Modern medical waste removal is governed by many laws, so much so that most take for granted just how long it has taken us to arrive at safe and effective medical waste management processes.
Medical waste removal became a hot button topic sometime in the late 1980s; at the time, beaches were being littered with disposed syringes, medications, and other healthcare-related waste. Laws such as the Resource Conservation and Recovery Act (RCRA) and Medical Waste Tracking Act (MWTA) of 1988 further advanced the Solid Waste Disposal Act, and with modern technologies such as incinerators and autoclaves, microwave units, and various chemical systems, we are healthier and better for it, and the same goes for our environment.

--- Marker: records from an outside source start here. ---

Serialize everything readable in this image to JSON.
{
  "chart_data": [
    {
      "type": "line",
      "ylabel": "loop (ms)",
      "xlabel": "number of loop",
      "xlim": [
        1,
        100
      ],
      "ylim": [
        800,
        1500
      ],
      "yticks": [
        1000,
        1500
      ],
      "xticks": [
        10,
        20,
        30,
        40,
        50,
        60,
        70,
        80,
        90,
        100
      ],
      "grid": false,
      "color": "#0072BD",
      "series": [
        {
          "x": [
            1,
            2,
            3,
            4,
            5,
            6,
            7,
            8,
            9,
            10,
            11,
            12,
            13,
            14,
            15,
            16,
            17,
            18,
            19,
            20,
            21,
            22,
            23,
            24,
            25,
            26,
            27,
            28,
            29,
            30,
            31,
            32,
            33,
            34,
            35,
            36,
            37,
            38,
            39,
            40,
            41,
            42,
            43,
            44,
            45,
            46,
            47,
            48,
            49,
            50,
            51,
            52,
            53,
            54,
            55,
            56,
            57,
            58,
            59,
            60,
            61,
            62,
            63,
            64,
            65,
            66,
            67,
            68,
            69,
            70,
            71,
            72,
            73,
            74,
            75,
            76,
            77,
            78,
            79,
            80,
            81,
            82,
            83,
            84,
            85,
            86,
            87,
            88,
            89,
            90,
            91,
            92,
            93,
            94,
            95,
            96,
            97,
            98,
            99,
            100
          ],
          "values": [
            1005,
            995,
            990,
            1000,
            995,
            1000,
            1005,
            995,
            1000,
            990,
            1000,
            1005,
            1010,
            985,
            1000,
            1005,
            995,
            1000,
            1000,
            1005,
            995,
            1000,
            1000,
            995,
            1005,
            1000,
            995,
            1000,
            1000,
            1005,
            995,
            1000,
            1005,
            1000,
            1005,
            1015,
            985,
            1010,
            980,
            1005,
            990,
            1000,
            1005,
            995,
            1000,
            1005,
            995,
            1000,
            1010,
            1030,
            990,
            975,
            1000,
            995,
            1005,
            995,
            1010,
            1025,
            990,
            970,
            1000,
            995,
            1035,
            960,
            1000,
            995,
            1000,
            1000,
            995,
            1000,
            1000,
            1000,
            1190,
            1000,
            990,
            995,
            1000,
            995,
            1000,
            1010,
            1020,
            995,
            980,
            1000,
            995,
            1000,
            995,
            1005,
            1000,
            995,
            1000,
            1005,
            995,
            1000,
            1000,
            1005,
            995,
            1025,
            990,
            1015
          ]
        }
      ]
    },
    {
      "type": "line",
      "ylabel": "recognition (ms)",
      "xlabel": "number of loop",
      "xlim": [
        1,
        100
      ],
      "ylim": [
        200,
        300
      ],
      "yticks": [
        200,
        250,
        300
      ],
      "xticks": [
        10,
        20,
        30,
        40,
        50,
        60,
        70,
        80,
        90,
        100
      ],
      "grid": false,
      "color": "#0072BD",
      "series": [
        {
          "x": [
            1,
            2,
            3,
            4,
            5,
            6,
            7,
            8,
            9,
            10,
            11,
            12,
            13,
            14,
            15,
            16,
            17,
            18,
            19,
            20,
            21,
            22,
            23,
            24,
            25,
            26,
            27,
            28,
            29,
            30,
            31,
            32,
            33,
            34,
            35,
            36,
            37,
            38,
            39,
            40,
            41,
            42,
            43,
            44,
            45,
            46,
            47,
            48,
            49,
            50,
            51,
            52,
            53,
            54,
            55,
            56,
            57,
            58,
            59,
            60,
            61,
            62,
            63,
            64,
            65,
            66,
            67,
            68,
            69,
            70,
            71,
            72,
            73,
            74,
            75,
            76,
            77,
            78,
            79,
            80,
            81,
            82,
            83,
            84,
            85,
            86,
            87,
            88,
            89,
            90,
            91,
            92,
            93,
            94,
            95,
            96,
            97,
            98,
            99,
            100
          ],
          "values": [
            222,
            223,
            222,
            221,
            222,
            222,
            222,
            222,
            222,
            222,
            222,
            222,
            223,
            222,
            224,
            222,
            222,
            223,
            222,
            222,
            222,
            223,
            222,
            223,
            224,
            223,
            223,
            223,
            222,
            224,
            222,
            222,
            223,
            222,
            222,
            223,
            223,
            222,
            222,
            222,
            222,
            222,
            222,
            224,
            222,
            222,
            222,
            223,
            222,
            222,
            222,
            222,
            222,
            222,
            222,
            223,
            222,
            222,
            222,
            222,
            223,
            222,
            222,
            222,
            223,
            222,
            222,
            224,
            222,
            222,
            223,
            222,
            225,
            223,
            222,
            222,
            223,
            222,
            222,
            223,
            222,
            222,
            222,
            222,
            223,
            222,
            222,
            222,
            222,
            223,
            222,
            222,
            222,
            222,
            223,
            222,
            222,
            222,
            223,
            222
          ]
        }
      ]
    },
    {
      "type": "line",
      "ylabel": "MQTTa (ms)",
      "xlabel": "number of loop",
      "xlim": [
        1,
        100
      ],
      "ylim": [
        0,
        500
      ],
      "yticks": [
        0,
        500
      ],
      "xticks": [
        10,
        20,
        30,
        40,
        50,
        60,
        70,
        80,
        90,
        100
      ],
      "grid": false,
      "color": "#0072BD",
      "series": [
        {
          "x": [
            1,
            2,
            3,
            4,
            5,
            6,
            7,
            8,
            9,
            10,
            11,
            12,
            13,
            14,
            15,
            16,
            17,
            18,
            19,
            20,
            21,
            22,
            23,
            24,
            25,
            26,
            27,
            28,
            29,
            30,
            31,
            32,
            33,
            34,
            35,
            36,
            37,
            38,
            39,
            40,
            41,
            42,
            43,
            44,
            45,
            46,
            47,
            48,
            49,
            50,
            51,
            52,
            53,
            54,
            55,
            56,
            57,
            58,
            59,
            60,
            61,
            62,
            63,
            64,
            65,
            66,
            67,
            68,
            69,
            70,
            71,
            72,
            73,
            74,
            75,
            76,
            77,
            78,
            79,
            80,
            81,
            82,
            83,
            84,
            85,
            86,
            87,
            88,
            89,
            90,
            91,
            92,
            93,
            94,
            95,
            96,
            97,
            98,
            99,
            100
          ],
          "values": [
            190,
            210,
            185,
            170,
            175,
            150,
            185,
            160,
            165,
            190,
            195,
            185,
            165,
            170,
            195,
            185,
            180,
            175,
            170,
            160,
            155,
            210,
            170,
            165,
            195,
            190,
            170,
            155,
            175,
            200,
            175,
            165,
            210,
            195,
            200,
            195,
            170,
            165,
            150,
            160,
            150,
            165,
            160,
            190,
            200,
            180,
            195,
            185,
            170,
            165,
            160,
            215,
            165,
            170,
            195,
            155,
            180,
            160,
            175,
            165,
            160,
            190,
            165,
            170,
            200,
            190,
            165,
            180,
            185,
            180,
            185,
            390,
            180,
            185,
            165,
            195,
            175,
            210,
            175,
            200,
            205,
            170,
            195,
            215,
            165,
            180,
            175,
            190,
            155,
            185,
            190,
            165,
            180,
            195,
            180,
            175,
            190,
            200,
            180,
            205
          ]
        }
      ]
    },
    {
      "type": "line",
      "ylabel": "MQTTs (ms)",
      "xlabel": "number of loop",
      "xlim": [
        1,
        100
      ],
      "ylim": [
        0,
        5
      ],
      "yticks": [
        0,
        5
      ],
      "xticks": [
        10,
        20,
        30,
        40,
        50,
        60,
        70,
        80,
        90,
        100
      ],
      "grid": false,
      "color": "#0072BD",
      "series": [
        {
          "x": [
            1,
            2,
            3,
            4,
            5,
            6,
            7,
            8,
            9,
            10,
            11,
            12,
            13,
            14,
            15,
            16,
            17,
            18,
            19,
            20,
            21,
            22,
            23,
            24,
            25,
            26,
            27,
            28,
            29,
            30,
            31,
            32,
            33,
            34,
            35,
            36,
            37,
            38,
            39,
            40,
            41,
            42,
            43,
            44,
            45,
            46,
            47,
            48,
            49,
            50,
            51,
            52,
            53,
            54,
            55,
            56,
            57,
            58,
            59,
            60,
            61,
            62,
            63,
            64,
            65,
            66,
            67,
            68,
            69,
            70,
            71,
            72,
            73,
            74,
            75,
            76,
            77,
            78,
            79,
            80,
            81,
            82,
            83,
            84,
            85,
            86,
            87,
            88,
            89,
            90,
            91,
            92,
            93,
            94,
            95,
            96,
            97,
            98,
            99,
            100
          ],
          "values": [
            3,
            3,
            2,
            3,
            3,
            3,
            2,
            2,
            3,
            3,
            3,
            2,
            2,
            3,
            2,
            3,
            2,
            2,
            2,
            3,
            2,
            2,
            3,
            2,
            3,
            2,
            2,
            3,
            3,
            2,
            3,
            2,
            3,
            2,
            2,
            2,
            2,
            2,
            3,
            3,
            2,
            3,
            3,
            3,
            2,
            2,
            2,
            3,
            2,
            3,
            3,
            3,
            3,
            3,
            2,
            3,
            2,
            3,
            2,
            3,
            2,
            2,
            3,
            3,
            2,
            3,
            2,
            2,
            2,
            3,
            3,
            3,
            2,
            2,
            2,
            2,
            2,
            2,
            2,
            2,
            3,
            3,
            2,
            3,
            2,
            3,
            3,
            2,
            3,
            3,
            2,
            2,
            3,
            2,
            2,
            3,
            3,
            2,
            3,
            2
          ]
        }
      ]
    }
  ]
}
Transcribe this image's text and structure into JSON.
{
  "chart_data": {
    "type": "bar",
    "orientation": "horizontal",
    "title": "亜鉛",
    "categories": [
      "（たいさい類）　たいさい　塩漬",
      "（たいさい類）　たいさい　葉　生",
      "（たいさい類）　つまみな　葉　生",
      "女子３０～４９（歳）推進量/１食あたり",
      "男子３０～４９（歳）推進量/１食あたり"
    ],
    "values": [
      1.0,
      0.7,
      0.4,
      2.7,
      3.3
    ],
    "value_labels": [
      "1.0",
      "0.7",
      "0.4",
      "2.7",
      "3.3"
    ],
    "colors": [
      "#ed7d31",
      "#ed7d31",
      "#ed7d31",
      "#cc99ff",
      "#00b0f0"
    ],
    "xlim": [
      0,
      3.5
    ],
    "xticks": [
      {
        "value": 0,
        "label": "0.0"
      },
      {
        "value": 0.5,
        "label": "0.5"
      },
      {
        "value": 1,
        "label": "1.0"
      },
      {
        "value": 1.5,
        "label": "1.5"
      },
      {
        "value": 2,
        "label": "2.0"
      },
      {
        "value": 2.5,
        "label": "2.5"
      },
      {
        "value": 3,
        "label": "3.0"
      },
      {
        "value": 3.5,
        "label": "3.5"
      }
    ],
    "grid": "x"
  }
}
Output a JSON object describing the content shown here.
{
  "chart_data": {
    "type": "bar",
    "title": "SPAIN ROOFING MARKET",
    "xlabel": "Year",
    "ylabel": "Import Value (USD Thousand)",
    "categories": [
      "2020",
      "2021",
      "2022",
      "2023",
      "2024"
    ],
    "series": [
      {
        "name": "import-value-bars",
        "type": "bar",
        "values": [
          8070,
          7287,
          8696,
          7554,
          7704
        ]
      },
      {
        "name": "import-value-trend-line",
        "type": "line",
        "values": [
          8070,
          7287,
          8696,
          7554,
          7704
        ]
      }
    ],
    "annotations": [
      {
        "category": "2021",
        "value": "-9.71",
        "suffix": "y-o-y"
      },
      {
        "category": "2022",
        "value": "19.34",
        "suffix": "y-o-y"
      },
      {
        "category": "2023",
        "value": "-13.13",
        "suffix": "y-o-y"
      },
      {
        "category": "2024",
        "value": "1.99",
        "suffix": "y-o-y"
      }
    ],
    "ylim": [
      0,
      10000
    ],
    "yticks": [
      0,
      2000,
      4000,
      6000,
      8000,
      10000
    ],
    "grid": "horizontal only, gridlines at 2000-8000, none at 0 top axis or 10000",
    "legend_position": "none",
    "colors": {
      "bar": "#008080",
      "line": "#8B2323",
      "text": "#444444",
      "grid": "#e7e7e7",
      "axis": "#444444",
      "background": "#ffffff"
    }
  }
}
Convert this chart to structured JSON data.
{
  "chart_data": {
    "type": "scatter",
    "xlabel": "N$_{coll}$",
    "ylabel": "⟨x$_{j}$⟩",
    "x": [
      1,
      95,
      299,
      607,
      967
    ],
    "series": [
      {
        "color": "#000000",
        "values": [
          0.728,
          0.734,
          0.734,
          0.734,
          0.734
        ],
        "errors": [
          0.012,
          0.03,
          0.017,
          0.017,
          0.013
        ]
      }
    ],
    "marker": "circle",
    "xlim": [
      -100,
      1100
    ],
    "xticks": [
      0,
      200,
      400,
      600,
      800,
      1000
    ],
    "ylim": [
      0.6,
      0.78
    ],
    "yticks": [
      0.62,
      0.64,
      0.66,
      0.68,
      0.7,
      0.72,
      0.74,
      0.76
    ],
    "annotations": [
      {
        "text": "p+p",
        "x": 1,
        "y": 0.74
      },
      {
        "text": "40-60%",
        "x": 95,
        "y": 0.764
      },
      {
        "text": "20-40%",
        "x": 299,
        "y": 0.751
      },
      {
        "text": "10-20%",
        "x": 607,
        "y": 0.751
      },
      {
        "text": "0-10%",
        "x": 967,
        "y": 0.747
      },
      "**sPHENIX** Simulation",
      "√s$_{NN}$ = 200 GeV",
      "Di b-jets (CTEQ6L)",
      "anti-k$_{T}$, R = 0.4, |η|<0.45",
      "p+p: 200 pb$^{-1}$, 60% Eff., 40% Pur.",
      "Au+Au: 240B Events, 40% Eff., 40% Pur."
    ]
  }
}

With that said, we should be thankful for the laws and governing bodies to help deal with our medical waste, and here are just a few reasons why.
Better labeling means better safety.
Many states categorize waste into sub-categorizes, such as cultures and stocks, human blood, blood products, sharps, and animal waste. Keeping types of medical waste separate and using properly marked containers is not only mandated by law, it helps you choose how and when, not to mention whom removes the waste for you.
We have better training.
A compliant, safe, and efficient medical waste removal program is only as strong as the people who implement and follow it. Agencies like the EPA and OSHA offer resources for medical waste producers to help prepare a training program that will ensure the safety of workers, as well as decrease the chances of infection and contamination.
Better infection control.
With laws come infection control programs, which help identify and reduce risks of infections in patients and healthcare workers. These programs help facilities make infection control plans, which include proper containers and signage, access to the right cleaning supplies, and the latest in personal protective equipment.
Better sharps management.
Sharps is actually the medical term for a sharp-pointed object that can cut or puncture the skin, and this includes needles, syringes, lancets, auto-injectors, and connection needles. Under the FDA, we have a stringent set of guidelines and laws on how to deal with sharps waste.
According to the FDA, sharps disposal guidelines state:
- Used sharps can only be disposed of in a sharps container
- Sharps containers may be purchased from supply companies, such as RedBags.com
- Sharps containers must be rigid, puncture-proof, and have lids that seal securely
For centuries, we have had to deal with the problem of what to do with the solid waste we generate. As technology, science, and public health has evolved, so, too has the knowledge of proper disposal needs, and for public health and safety reasons, we should all be thankful for these advancements.